Chevy's New Cruze Gets 46 MPG
With the clean-diesel Chevy Cruze, the automaker hopes to hook into a growing green movement
The announcement is important for Chevrolet because exceptionally high fuel economy ratings tend to get the attention of buyers, and, say auto industry analysts, convey quality and technical prowess to consumers. The diesel Cruze is rated at 27mpg in city driving, and 33 mpg in mixed driving.
The highway rating is important, as many who grind a lot of highway miles are attracted to such high ratings. How does the diesel Cruze compare with the Toyota Prius Hybrid? The Prius gets 51 mpg city and 48mpg highway. The Prius costs $24,200. The Cruze diesel costs $24, 885.

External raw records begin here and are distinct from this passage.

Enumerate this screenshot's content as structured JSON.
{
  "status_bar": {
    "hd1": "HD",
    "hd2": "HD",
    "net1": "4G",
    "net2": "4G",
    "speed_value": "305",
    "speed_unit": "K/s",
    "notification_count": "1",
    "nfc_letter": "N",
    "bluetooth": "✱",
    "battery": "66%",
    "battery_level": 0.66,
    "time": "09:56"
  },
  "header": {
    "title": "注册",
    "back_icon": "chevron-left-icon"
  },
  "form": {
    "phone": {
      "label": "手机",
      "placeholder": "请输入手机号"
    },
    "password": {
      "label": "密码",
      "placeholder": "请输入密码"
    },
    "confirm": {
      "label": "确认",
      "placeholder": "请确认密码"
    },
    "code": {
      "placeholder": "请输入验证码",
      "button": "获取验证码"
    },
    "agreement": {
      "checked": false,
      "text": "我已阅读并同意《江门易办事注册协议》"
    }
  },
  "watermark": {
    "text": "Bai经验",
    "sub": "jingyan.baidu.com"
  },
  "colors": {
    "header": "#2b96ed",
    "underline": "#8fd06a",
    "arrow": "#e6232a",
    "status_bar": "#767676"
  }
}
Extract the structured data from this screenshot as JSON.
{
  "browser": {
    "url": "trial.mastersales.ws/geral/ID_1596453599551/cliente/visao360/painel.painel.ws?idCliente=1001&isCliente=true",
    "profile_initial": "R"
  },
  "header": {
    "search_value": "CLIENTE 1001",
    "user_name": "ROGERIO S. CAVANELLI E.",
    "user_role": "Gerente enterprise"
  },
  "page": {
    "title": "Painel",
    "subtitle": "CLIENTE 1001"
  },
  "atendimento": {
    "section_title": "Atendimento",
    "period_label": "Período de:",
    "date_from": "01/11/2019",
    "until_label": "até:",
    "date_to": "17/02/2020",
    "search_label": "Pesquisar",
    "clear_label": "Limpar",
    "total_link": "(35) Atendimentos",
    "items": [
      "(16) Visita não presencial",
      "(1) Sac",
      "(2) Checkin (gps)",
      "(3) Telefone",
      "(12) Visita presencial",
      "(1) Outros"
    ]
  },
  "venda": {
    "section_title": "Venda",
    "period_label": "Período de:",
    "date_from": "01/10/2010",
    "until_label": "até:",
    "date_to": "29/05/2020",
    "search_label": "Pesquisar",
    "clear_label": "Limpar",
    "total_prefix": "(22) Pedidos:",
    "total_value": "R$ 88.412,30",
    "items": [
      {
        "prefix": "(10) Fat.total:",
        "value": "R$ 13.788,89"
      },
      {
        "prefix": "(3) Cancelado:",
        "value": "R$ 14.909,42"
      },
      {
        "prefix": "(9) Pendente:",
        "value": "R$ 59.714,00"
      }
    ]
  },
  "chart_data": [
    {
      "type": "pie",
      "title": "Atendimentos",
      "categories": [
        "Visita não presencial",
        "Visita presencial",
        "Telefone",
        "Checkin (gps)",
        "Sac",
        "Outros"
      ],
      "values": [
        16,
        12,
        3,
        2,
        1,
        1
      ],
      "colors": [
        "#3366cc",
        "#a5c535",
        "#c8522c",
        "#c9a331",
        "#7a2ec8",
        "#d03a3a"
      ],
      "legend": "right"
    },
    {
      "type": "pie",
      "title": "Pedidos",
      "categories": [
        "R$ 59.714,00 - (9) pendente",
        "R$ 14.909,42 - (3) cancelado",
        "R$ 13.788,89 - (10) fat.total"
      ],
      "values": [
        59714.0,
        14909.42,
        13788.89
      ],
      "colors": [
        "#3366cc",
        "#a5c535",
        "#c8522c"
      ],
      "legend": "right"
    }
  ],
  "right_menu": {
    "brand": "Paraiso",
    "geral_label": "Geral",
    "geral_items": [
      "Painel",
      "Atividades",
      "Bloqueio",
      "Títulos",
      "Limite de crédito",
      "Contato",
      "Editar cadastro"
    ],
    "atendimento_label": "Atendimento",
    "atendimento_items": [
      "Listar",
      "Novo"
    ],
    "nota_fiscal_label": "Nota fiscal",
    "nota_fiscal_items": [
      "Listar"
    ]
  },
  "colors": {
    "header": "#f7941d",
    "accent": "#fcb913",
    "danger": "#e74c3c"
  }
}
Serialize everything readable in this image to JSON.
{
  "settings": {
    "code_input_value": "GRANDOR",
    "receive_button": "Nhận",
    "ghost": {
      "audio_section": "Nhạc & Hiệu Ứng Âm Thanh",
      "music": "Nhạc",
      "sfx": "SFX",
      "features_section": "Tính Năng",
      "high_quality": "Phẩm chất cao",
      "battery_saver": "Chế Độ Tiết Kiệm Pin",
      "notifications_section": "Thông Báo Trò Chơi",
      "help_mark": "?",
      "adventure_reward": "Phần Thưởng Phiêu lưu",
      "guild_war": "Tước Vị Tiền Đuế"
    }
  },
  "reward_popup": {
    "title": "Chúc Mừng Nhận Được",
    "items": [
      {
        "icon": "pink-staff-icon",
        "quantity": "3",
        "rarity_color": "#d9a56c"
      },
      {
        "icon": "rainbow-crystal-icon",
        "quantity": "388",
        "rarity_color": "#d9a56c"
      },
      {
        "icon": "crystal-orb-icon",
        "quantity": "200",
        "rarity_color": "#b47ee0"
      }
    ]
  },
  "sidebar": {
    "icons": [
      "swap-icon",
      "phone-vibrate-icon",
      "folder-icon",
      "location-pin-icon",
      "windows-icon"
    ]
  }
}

While "clean diesel" vehicles are common in Europe, they have been slow to catch on the U.S. These vehicles, sold mostly in the U.S. by German automakers Volkswagen, Audi, BMW and Mercedes, can get between 25% to 35% better fuel economy than gasoline counterparts. But diesel fuel can be, and usually is, more expensive than gasoline, making it a tough sell to many buyers. Diesel cars also typically carry a price premium, too, of around $2,500-$3,000.
Automakers are bringing out more clean diesel vehicles in the hopes that consumers come around. Selling more more diesel vehicles will help automakers achieve the 54.5 Corporate Average Fuel Economy standard set by the government, which has to be reached by 2020 unless it gets rolled back by Congress and the next White House administration.
Besides Chevy, Mazda is launching a clean diesel version of the Mazda6 this year. Audi, BMW and Mercedes are launching additional diesel models. Volkswagen builds its Passat sedan in Tennessee now, and between 40% and 50% of the production is diesel-powered versions sold under the Passat brand.
The Benefits of Diesel
For drivers, fuel economy is not the only benefit. Diesel engines are incredibly durable. It's not uncommon for diesel engines to last well beyond 200,000 miles with only normal maintenance. Additionally, diesel drive-trains provide great low-end torque (the power available to the engine at low revs), and they make a four-cylinder engine feel like they deliver the power of a six-cylinder.
GM isn't looking for big volume for the Cruze diesel. It is more of a "test-the-water" venture to see how customers respond. Success could But nudge the maker to add more diesels, says Mark Reuss, president of North American Operations. "There is, fundamentally, a place for diesel here," he said.
Because Chevy is such a high-volume car seller, the launch of the diesel Cruze could be a game changer on engine and fuel technology that too few U.S. car buyers understand. "Without a doubt, 2013 is the most exciting and important year in the history of clean diesel autos in the U.S.," says Allen Schaeffer, executive director of the Diesel Technology Forum, an industry trade group based in Washington, D.C.
Whether Chevy's brand power really does boost consumer acceptance is hard to predict. Chevy was first to market with an extended range electric vehicle, the Volt, and sales have been disappointing.